= Ethel Wormald =

British politician, educationist and social activist

Dame Ethel May Wormald (née Robinson; 19 November 1901 – 23 February 1993) was a British politician, educationist and social activist. She was the second woman Lord Mayor of Liverpool. She was appointed a Dame Commander of the Order of the British Empire for her efforts.

==Biography==
She attended Leeds University on scholarship. After graduating she married Stanley Wormald. The couple had two sons. The family relocated to Liverpool after Stanley Wormald took up employment at the Liverpool Institute.

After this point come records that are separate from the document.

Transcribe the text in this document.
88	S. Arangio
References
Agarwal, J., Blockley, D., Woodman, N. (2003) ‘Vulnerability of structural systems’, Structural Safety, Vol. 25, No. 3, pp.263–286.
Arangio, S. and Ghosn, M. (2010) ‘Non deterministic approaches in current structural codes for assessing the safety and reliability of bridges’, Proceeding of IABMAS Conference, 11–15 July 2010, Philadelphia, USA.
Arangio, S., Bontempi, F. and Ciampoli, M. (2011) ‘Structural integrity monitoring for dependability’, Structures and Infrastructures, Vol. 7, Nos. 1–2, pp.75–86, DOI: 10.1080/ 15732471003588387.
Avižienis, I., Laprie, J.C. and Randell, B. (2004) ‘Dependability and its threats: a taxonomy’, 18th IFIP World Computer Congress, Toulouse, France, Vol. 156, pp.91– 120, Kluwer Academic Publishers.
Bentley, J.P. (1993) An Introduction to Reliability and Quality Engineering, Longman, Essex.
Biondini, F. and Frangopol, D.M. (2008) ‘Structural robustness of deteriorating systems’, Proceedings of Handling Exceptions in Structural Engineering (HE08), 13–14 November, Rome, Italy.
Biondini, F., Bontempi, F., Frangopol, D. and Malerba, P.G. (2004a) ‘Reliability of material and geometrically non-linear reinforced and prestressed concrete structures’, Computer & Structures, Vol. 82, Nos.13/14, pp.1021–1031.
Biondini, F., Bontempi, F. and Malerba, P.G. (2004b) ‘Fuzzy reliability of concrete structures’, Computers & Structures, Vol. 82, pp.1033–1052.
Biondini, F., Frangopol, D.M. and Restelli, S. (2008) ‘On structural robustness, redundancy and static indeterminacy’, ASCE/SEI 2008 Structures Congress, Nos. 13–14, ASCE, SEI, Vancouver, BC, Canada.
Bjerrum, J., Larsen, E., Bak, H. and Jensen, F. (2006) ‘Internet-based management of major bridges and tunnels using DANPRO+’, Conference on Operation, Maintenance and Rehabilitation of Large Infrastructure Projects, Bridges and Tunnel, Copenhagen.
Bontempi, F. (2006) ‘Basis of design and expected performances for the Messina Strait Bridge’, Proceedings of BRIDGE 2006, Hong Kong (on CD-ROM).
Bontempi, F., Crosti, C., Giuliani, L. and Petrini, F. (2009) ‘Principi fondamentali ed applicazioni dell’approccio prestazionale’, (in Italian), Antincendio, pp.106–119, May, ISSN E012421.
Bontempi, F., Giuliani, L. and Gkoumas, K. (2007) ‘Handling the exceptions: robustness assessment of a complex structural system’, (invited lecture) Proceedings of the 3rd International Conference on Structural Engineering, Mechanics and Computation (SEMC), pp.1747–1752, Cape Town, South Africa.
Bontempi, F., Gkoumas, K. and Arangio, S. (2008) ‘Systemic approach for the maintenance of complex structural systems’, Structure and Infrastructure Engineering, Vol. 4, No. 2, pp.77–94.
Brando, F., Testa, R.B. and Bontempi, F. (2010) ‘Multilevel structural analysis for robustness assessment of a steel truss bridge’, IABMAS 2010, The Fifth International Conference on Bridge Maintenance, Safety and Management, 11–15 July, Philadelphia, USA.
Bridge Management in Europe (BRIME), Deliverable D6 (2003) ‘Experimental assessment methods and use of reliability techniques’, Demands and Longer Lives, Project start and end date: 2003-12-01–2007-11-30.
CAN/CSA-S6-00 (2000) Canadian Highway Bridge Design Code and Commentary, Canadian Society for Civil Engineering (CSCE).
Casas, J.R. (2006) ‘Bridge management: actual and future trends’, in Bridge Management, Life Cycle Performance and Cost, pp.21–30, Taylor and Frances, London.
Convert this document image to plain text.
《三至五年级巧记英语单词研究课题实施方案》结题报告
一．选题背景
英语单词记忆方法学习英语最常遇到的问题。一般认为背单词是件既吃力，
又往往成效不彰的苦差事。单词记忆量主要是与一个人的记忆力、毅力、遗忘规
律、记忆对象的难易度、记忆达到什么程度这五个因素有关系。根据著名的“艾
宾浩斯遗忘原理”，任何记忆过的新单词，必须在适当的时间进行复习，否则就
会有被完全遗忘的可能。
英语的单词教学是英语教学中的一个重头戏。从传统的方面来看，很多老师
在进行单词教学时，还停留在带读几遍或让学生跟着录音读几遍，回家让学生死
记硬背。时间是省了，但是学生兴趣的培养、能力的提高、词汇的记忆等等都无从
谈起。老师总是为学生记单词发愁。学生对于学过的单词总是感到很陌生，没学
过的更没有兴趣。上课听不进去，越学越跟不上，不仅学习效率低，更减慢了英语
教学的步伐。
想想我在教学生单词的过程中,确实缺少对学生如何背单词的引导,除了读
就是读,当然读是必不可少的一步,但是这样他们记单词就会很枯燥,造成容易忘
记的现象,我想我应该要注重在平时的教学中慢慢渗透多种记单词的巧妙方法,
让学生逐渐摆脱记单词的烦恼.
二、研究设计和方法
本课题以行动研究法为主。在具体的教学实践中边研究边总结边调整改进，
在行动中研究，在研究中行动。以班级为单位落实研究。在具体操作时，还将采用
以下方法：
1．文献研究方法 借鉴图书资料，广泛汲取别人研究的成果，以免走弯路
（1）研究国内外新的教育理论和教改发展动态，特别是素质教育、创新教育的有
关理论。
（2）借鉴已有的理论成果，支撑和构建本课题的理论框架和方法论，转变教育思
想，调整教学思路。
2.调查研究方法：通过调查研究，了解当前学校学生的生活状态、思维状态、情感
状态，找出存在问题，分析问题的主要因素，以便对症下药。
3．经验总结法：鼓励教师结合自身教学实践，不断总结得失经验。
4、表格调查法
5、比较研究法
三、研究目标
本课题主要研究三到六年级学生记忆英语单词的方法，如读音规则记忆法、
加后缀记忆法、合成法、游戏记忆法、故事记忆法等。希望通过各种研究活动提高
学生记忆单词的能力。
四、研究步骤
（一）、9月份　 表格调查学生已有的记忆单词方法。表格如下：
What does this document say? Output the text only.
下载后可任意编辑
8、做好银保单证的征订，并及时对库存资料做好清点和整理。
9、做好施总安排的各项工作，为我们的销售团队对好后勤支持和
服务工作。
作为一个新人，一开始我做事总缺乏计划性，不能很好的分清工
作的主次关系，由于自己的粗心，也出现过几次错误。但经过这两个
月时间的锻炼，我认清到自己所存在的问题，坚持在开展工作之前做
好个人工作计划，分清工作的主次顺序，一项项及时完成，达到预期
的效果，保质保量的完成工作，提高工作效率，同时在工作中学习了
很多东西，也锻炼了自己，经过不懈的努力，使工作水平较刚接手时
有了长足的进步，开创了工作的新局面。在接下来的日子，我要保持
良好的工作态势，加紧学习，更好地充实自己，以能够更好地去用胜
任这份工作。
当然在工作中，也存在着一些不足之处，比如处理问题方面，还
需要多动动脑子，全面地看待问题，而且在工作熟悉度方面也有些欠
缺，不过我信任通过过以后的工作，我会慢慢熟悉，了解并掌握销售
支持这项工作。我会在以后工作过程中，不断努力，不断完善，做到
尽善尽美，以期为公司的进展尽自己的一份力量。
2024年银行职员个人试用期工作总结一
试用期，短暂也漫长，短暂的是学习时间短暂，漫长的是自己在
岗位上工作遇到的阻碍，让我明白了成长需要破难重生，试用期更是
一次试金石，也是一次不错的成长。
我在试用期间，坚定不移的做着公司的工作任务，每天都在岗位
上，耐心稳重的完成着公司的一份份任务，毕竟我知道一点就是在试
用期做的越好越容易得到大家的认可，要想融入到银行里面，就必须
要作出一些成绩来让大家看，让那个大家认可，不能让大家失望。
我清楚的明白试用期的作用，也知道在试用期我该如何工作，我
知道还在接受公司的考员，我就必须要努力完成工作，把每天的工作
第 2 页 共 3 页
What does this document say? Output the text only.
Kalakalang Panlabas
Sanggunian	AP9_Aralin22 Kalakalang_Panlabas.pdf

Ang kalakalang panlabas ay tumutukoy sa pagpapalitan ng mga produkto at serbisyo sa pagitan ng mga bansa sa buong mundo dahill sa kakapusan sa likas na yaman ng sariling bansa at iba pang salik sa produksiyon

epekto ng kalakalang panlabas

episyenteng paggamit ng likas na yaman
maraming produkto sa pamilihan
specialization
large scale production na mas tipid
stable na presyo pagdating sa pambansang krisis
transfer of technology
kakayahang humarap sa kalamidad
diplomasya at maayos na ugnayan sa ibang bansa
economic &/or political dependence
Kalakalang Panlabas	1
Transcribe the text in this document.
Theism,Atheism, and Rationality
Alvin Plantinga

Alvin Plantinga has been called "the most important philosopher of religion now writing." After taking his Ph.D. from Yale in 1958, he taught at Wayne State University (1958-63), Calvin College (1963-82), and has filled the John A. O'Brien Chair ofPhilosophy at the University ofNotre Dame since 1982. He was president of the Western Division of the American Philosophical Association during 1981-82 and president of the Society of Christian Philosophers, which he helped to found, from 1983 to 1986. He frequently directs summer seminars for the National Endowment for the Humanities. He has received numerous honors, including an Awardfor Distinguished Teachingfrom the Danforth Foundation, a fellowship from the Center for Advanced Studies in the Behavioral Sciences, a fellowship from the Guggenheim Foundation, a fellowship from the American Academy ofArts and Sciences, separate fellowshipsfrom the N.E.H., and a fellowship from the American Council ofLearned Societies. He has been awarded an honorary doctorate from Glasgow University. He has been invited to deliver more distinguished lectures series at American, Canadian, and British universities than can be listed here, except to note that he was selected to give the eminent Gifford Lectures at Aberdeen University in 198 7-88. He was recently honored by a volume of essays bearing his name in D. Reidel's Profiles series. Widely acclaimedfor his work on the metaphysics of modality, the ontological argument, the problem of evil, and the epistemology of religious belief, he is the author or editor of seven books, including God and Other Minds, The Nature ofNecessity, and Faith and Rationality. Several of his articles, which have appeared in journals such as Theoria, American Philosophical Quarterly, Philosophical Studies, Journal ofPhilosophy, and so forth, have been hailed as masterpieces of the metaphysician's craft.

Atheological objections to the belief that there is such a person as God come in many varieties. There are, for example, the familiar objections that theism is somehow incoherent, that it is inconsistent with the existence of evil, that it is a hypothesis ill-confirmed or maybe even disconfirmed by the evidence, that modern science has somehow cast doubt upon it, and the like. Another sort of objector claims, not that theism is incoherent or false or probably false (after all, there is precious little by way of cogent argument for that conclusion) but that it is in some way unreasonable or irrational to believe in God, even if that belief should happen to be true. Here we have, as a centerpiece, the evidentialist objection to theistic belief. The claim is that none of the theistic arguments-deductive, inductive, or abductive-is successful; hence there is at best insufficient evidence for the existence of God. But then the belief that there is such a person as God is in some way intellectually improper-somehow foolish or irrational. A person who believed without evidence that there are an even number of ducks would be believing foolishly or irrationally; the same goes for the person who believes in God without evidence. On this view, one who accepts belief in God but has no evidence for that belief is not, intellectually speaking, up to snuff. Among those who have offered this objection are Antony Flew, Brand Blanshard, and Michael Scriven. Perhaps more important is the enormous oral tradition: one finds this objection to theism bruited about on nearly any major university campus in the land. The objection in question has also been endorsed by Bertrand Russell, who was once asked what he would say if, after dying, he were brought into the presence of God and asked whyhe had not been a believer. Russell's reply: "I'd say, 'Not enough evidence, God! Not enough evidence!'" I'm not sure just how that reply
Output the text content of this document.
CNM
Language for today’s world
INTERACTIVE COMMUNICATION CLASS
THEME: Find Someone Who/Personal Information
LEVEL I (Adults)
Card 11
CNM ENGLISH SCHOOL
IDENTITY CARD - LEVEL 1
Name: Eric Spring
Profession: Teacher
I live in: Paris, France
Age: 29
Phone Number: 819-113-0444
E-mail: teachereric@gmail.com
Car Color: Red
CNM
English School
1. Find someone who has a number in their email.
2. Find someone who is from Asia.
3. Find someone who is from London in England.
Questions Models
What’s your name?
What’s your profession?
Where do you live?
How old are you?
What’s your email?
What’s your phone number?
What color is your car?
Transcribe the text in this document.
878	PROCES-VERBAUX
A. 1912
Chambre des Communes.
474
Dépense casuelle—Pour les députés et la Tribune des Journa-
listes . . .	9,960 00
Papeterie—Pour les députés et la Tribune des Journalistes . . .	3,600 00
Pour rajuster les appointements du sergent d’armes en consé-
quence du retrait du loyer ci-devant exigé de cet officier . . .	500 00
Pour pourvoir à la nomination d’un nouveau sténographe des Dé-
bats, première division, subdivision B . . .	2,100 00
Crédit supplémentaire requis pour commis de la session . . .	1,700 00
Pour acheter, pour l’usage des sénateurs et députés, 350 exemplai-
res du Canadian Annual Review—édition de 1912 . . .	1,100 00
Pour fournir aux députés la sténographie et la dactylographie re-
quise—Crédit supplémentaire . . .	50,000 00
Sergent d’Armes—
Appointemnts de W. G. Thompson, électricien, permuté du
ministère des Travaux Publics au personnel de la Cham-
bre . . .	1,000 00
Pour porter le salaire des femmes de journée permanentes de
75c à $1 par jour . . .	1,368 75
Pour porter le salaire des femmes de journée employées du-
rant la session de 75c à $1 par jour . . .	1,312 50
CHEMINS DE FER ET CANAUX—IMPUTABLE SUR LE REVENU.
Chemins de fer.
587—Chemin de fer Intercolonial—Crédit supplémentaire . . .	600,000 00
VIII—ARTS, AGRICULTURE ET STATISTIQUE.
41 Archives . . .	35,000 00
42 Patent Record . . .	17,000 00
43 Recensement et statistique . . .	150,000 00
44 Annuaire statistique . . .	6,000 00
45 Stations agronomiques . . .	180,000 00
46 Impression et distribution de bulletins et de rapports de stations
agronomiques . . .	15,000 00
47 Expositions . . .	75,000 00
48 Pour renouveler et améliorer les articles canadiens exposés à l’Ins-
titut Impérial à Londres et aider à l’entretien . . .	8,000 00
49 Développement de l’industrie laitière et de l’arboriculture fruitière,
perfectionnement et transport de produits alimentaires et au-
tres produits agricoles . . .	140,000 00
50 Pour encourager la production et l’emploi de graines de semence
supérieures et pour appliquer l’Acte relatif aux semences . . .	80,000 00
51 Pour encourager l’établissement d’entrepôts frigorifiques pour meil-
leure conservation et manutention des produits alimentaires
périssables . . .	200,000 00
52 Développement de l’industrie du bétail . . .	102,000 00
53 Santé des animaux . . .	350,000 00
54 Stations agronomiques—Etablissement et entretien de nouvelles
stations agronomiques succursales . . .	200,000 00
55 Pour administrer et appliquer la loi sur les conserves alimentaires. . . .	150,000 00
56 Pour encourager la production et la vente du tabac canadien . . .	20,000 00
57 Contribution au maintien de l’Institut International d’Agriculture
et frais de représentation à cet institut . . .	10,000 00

==Political career/activism==
She was involved the Personal Aid Society and the Socialist Educational Association. She stood in 1953 as a Labour candidate for Kensington, Liverpool. She served on the council until 1968, chairing the Education Committee from 1955–61, and from 1963–67, when she became the second woman ever to be named as Lord Mayor of Liverpool.

She became a member of the Liverpool Regional Hospital Board and, while a member, fought to create a centre for mentally ill patients who were released from local hospitals without options. A few years before her death she moved to Bethesda, Wales with her younger son, Michael Wormald, a Labour councillor in Arfon for twelve years.

==Death==
She died at Bangor, Gwynedd on 23 February 1993, aged 91.

==Legacy==
The Ethel Wormald College, a day school which allows older students to train as teachers without spending extra time at residential colleges.